By giving up on the stock market, the We Company can no longer count on this money and must slash spending.

- Sale of private plane -

According to a source close to the record, the group plans to remove "thousands" of jobs in the coming weeks.

The We Company will also sell the assets "not part of the core business of the company," added this source to AFP. Over the years, and with the interests of his boss, the group had invested in WeLive co-location, WeGrow education, and the social network Meetup.

The new management will also come back on some luxury expenses incurred by his former boss, Adam Neumann, as his private plane.

Founded in 2010 in New York, the company has rapidly expanded to more than 500 sites spread across 29 countries and, with its 12,500 employees, now serves more than 527,000 members.

But questions have proliferated about its ability to earn money and cope with a global economic slowdown, real estate is often one of the first affected sectors.

Originally planned last week, WeWork's IPO was finally postponed due to a welcome of potential investors.

They wondered about the supposed value of the company, from $ 47 billion in a final round at the beginning of the year, to less than 20 billion in the approach of the arrival on Wall Street .
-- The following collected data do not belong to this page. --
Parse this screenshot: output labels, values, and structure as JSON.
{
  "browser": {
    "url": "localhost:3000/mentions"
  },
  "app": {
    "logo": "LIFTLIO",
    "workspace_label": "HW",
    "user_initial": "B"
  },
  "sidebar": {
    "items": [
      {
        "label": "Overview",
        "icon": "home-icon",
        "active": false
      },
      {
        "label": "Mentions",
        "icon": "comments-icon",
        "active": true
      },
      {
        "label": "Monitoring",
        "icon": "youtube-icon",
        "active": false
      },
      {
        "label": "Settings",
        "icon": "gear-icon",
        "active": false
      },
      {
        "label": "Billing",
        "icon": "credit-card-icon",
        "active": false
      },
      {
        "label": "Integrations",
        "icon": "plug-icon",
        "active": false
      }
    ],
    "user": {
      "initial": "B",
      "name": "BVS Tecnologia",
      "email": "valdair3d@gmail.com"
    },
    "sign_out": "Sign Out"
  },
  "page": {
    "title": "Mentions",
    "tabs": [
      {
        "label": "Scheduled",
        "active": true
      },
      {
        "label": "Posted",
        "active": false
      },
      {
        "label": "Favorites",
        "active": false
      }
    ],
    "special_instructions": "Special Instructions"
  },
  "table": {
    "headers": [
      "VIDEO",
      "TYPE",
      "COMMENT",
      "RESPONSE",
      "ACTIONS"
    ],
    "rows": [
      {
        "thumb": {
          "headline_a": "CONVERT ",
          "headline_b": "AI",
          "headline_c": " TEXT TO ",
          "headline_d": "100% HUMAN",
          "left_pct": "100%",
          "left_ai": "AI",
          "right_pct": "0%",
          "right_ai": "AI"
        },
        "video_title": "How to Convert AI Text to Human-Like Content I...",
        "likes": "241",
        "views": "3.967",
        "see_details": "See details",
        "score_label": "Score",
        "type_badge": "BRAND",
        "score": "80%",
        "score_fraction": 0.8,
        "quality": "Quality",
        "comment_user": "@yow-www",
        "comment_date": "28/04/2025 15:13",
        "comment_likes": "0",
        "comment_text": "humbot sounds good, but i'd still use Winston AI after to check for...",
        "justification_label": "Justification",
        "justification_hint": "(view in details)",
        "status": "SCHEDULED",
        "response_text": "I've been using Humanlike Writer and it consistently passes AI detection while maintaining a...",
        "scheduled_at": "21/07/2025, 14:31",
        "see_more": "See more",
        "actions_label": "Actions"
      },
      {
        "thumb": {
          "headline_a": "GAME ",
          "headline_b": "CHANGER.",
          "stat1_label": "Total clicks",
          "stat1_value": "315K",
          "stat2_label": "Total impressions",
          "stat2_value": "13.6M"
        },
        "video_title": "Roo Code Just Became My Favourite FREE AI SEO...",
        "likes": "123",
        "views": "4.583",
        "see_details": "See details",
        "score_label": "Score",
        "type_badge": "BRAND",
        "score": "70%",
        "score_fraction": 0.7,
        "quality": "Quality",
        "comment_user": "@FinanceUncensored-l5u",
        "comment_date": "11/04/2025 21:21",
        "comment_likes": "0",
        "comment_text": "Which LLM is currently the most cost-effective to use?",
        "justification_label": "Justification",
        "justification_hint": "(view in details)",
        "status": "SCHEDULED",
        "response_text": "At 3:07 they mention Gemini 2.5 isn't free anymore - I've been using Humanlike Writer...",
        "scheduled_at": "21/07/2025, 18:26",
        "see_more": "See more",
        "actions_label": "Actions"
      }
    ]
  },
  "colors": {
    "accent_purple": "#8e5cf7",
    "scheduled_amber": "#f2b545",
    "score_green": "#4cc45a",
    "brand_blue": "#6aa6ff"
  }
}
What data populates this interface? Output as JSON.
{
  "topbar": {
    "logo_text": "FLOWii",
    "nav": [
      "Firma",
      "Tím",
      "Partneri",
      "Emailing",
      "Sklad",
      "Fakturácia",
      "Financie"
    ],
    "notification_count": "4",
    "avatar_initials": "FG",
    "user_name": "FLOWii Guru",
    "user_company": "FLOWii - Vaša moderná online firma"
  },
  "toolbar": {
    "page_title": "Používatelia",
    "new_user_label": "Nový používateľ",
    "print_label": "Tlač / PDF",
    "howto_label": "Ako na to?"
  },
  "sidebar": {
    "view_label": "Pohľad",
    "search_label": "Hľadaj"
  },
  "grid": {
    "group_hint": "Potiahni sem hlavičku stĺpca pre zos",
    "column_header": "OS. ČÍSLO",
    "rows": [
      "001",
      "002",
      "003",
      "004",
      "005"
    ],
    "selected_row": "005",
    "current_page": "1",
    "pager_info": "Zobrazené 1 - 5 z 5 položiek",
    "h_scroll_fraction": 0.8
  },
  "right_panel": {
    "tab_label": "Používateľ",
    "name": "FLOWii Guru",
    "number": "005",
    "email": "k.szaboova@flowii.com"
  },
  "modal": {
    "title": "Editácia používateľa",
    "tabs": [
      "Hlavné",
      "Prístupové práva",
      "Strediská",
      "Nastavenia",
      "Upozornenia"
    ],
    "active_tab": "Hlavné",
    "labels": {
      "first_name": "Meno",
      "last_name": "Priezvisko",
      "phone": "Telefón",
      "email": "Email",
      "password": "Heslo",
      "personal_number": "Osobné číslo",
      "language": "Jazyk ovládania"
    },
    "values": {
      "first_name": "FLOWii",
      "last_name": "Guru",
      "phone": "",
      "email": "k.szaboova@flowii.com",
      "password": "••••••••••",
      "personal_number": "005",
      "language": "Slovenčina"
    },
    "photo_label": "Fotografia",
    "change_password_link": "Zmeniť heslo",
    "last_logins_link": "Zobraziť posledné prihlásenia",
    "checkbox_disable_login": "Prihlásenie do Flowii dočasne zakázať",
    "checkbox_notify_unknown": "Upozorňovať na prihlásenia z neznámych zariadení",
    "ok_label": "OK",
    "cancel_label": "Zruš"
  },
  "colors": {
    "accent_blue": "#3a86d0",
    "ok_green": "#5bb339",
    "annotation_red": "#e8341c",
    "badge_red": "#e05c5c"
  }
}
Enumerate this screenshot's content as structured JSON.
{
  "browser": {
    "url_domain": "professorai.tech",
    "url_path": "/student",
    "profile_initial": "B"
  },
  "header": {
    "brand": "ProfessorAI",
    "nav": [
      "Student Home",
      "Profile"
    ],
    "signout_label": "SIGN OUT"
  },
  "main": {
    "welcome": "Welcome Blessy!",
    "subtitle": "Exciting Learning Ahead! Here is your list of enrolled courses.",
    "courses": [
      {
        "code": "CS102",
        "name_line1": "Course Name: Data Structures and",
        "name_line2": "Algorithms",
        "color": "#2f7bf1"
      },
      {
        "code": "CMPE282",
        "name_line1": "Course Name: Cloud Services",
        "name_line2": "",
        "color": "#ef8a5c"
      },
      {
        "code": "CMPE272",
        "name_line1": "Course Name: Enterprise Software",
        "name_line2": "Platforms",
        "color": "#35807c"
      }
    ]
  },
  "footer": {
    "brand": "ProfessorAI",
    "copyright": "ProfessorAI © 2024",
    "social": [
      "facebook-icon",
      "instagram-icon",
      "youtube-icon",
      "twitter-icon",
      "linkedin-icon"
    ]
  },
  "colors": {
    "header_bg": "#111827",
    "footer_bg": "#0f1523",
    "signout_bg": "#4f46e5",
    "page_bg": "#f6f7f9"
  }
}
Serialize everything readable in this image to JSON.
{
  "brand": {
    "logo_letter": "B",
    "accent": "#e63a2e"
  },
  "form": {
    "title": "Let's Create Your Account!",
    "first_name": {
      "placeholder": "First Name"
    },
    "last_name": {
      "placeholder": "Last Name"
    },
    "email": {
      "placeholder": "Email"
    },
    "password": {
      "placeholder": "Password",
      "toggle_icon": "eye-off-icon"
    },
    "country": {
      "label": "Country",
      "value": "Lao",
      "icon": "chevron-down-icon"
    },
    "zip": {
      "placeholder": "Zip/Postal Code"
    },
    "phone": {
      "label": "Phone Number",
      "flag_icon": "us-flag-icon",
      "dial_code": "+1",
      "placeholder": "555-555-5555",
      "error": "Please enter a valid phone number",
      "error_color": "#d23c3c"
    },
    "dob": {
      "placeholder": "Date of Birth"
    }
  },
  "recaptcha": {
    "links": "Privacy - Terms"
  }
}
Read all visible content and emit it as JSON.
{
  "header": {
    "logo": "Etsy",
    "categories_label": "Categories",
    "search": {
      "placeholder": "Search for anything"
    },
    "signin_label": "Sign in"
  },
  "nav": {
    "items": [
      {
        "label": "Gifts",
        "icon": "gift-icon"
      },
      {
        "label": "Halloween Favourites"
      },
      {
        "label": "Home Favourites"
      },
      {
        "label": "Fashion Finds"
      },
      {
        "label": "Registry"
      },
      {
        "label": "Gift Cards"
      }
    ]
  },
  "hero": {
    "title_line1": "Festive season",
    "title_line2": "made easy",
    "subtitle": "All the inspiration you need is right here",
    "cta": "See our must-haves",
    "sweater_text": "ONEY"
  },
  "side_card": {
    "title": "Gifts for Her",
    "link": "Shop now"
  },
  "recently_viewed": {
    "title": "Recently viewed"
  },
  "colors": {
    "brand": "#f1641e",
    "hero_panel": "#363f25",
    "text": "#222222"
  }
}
But the doubts also swamped Mr. Neumann's governance and management methods, as well as his sometimes fanciful behavior and apparent conflicts of interest.

Believing that the focus on his person had become "an important distraction", the latter had decided on September 24 to give up his duties as chief executive officer to keep only the position of non-executive chairman of the board of directors.

His wife has also left the company and Neumann no longer has a majority of voting rights, according to a source familiar with the matter.